Infectious keratitis is among the top five leading causes of blindness worldwide. Early diagnosis of the causal organism is crucial to guide management to avoid severe complications, such as vision impairment and blindness. Clinical examination under the slit lamp is essential for diagnosing the infection, and the culture of corneal scrapes is still the gold standard in the identification and isolation of the causal organism. Slit lamp photography was revolutionised by the invention of digital cameras and smartphones. Slit lamp image quality essentially depends on the digital camera or smartphone camera sensor’s resolution, the resolution of the slit lamp and the focal length of the smartphone camera system. An image of six megapixels is sufficient in clinical photography. Alternative diagnostic tools using imaging devices, such as OCT and IVCM, can track the progression of the infection and may identify the causal organism(s). The overall sensitivity and specificity of IVCM for fungal keratitis are 66–74% and 78–100%, and for Acanthamoeba keratitis, they are 80–100% and 84–100%.
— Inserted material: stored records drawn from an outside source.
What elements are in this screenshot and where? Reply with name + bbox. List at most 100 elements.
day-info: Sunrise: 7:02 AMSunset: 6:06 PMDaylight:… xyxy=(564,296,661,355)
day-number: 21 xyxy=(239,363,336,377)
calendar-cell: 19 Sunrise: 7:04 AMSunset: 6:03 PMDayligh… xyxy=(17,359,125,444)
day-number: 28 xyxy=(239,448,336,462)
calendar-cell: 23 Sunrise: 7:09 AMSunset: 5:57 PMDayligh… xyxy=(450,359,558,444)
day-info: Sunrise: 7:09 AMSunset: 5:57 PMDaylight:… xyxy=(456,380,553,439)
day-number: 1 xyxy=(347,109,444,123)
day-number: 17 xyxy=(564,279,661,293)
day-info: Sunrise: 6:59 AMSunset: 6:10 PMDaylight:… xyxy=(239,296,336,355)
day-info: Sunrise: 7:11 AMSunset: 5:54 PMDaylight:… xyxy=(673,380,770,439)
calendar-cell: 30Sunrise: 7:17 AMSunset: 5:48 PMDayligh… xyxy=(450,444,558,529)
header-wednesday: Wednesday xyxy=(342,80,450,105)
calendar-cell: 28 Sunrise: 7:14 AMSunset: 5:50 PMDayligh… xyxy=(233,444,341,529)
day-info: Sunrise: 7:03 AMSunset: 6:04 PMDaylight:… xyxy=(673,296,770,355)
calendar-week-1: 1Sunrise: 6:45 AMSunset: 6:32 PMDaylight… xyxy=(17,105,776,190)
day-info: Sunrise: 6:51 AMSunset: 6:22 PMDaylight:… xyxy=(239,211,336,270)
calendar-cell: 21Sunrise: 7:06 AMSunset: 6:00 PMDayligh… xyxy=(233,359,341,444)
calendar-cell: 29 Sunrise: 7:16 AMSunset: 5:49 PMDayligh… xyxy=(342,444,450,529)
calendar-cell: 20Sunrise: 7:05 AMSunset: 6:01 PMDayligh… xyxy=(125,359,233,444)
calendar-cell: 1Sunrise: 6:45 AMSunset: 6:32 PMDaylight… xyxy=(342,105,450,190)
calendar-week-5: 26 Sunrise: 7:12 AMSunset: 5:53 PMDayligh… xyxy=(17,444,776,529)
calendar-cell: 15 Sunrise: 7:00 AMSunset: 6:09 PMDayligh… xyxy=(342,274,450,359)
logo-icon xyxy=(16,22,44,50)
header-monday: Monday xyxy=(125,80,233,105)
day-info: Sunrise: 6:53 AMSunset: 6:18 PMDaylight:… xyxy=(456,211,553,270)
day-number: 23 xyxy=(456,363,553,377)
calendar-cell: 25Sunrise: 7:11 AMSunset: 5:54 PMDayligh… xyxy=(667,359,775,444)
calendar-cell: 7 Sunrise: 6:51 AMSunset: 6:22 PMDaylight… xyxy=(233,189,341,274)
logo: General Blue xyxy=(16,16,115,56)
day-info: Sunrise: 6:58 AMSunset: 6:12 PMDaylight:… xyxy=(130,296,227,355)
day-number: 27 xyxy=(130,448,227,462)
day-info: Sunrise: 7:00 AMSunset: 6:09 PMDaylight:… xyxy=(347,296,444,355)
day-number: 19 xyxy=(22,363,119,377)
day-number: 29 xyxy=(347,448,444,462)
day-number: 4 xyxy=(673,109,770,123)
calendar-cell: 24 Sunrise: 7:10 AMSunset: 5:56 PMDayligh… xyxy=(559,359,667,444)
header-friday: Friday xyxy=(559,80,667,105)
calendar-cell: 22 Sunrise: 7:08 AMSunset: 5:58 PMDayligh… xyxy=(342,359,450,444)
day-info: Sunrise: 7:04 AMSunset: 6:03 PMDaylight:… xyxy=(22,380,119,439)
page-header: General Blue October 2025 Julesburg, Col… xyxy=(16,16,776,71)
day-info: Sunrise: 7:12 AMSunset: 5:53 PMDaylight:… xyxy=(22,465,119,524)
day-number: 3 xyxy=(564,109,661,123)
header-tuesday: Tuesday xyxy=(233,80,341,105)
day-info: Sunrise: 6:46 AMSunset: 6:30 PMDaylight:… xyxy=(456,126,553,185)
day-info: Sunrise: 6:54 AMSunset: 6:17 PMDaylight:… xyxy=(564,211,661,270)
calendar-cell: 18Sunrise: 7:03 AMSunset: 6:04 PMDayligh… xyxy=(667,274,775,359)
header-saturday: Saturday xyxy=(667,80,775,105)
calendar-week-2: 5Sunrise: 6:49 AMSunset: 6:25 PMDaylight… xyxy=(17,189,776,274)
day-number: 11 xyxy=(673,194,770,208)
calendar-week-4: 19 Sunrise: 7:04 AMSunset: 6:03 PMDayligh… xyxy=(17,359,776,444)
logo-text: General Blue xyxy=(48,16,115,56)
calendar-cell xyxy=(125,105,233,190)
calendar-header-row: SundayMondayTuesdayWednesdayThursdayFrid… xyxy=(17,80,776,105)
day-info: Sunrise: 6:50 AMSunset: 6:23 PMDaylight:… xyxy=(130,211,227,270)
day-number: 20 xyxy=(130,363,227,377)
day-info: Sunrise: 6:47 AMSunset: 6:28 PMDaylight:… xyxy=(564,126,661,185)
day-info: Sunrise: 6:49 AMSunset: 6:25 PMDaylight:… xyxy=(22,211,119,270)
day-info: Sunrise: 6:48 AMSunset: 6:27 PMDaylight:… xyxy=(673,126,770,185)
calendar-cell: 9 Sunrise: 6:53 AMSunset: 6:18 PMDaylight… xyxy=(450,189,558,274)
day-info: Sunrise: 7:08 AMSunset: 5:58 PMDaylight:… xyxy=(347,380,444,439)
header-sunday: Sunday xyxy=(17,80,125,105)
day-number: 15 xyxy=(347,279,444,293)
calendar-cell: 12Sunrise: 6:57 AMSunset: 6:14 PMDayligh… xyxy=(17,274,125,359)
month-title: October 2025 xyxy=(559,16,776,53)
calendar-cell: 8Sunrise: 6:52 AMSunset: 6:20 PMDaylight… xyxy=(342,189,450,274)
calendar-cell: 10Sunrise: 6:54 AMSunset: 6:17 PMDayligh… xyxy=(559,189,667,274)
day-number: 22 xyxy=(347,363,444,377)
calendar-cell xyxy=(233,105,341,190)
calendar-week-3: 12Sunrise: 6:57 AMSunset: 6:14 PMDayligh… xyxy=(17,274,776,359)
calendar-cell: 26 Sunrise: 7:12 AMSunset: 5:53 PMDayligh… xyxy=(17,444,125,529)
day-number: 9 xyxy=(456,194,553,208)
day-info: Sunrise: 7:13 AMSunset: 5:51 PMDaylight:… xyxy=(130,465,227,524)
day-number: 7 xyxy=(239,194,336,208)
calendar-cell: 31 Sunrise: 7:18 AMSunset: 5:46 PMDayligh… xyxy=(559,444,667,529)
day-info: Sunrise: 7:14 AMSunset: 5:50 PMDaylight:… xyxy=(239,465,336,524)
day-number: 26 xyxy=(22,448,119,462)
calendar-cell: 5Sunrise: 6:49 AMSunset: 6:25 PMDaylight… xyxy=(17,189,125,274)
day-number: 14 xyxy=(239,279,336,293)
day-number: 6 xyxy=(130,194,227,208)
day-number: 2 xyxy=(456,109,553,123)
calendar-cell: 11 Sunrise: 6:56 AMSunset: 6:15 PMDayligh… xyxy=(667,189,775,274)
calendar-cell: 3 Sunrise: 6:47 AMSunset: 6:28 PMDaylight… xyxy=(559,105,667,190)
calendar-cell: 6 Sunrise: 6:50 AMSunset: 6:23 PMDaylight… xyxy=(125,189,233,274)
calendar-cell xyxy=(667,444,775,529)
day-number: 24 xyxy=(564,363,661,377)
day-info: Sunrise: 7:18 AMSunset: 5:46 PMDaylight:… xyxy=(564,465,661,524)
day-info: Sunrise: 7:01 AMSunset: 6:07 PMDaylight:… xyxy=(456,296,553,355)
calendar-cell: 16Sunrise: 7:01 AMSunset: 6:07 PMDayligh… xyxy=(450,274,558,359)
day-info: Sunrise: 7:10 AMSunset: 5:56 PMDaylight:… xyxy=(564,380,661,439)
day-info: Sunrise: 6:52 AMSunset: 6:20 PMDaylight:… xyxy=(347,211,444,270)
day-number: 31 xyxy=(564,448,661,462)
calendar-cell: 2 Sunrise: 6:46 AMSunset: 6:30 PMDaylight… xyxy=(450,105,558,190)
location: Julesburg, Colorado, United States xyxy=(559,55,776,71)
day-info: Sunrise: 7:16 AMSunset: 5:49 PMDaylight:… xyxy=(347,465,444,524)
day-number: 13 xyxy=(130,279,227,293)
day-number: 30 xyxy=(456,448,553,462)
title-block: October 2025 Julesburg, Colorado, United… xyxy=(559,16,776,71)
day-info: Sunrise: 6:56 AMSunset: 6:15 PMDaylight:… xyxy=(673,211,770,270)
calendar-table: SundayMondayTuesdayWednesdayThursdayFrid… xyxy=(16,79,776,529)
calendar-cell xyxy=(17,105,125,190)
Due to the advancement of AI technology, many study groups worldwide have evaluated the role of DL-CNN models to diagnose the different types of IK using either corneal photographs taken with smartphones or slit lamp cameras or confocal images with variable promising results. Nevertheless, there are some challenges to overcome to use this technology in health settings, including non-standard imaging protocols, difficulty in finding the common special features of the different types of IK, cost, accessibility and cost-effectiveness. More recent DL models, such as GAN, may help in overcoming these limitations by generating synthetic data to train the models. Moreover, natural language processing models, such as ChatGTP, may analyse clinical data. These results, along with GAN results, may assist in diagnosing IK and differentiating the types of IK. Further work is needed to examine and validate the clinical performance of these CNNs models in real-world healthcare settings with multiethnicity populations to increase the generalisability of the model. Finally, it would also be valuable to evaluate whether this technology assists in improving patient clinical outcomes via prospective clinical trials.

7. The Literature Search

We conducted a Pubmed and Ovid Medline search of the literature from 2010 to 2022. The terms used covered a wide spectrum of terms associated with corneal imaging in infectious keratitis, including cornea, corneal ulcer, microbial keratitis, infectious keratitis, bacterial keratitis, fungal keratitis, HSV keratitis, viral keratitis, herpetic keratitis, optical coherence tomography, deep learning, convolutional neural networks, slit lamp images, artificial intelligence, computer vision, machine learning and in vivo confocal microscopy. Reference lists from the recovered articles were also used to identify cases that may not have been included in our initial search.